POST TIME: 3 December, 2021 12:55:25 PM / LAST MODIFIED: 3 December, 2021 07:37:04 PM
With Omicron on the doorstep, Bangladesh announces new travel rules
14-day quarantine mandatory for travellers from 7 African countries
UNB, Dhaka

With Omicron on the doorstep, Bangladesh announces new travel rules

Representational image

Amid the global scare over the new Omicron variant of Covid-19, Bangladesh has announced new travel rules, making a 14-day institutional quarantine mandatory for all travellers from seven African countries.

The countries are Botswana, Eswatini, Ghana, Lesotho, Namibia, South Africa and Zimbabwe, the Civil Aviation Authority of Bangladesh (CAAB) said on Thursday in its updated travel restriction notification.

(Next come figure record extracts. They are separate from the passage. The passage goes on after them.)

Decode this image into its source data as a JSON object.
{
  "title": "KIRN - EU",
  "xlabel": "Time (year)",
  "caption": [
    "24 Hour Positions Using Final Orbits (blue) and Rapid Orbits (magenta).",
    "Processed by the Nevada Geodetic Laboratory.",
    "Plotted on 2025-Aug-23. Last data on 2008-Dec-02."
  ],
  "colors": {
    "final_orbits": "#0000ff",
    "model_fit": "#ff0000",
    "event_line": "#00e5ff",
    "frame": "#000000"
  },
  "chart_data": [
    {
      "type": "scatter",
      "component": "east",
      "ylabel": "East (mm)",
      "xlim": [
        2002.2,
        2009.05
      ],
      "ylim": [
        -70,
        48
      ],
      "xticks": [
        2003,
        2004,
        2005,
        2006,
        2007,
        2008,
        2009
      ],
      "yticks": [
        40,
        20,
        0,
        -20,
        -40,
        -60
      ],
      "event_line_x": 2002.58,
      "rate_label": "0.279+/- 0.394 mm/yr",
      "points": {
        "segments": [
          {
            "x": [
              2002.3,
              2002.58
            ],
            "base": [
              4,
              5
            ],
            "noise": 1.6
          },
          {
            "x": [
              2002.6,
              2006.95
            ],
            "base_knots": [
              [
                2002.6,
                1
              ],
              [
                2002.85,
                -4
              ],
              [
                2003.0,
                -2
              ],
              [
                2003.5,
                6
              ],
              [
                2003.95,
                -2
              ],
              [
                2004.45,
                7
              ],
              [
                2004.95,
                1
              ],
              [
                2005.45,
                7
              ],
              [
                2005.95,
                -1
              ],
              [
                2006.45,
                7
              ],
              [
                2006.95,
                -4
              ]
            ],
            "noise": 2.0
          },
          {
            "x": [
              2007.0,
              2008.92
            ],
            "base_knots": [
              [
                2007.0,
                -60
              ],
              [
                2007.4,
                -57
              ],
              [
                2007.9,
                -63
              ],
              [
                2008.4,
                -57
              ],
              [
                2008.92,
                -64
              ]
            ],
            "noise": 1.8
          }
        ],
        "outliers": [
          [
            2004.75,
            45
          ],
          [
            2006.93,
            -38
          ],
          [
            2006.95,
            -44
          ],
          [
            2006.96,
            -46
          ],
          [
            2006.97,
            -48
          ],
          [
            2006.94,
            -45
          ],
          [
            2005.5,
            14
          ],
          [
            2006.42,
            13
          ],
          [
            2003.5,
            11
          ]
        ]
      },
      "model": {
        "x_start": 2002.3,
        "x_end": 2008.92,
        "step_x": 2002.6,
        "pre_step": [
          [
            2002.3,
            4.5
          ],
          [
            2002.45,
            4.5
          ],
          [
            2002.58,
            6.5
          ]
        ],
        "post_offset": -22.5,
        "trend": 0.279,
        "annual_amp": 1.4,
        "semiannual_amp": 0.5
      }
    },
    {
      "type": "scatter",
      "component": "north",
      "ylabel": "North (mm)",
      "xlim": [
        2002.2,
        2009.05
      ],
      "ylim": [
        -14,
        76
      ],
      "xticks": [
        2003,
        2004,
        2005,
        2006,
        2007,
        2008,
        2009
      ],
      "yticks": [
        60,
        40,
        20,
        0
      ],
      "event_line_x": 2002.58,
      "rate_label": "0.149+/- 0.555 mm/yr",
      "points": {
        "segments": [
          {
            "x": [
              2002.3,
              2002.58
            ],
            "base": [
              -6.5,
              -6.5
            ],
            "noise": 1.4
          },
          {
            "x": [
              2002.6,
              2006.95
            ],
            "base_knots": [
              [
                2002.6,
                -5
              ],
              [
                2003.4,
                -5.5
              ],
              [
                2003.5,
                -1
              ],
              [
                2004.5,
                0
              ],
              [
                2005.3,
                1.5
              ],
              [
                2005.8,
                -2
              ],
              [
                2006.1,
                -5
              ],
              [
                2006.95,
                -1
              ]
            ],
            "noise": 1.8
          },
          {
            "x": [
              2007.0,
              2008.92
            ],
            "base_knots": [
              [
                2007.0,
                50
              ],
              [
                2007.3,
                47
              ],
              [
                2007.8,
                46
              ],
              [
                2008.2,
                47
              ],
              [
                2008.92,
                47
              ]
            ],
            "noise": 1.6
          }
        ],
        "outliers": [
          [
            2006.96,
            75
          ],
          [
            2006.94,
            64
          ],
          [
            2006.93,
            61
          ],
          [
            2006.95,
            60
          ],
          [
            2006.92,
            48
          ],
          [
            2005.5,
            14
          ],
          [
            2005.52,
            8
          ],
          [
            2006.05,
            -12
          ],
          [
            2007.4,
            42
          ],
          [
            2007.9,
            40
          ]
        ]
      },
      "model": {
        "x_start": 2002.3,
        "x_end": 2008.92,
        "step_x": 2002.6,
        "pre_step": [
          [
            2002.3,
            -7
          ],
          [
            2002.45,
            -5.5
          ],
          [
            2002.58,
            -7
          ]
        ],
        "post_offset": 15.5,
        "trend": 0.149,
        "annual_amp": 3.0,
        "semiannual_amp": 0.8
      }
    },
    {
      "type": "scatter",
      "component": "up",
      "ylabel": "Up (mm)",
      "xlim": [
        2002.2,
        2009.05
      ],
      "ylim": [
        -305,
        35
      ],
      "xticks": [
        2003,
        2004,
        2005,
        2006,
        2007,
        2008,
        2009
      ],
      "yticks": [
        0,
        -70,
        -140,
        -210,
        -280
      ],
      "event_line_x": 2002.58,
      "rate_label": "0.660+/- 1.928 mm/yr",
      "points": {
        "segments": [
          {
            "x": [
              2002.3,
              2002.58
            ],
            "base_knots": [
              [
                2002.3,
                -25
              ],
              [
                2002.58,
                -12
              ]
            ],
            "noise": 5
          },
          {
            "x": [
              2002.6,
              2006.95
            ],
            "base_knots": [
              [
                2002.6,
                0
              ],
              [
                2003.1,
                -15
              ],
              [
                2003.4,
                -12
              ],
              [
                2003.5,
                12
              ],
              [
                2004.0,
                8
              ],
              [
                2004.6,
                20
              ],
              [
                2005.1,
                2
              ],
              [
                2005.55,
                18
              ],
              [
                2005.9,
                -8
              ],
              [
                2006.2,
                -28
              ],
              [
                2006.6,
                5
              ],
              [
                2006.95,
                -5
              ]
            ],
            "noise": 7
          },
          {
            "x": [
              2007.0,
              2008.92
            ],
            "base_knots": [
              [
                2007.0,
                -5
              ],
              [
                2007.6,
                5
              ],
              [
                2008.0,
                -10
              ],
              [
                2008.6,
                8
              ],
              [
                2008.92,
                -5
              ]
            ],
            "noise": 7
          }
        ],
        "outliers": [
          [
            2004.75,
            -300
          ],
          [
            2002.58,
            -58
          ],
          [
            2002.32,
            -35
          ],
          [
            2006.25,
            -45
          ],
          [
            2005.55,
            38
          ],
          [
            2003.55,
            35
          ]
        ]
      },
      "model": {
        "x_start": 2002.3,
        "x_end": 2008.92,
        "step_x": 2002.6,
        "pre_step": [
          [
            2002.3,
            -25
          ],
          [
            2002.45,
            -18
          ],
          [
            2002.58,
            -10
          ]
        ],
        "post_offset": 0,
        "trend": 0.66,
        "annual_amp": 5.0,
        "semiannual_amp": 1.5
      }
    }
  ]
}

The order will come into effect Saturday.

Neighbouring India Thursday reported its first two known Covid-19 cases of the Omicron variant, discovered in two men in the southern state of Karnataka.

According to the new travel rules in Bangladesh, all passengers from these seven African countries will need to stay at government-designated hotels at their own expense.

On the seventh and 14th day of quarantine, they will have to undergo RT-PCR tests at their own expense, it said.

If any passenger tests positive for Covid on the seventh day, they will be separated for further isolation, while Covid-negative travellers will continue their quarantine till the 14th day.

Depending on the RT-PCR test results on the 14th day of their quarantine, Covid-negative passengers will be released.

The passengers returning from these seven countries will need to show proof of hotel bookings in Bangladesh during check-in, said CAAB.

With changes to a previous guideline, incoming passengers from all other destinations, except children below 12 years, will need to mandatorily possess a Covid-negative certificate, with the test conducted within 48 hours of their flight departure, it said.

Omicron raised alarm because of its sheer number of mutations, more than prior variants had. Possibly 30 are in a key place, the spike protein that lets the virus attach to human cells, reports AP.

A World Health Organization panel named the variant 'Omicron' and classified it as a highly transmissible virus of concern, the same category that includes the predominant Delta variant, which is still a scourge driving higher cases of sickness and death in Europe and parts of the US.

The World Health Organization (WHO) said on Wednesday that 23 countries across the world have so far reported cases of the highly mutated Omicron Covid-19 variant.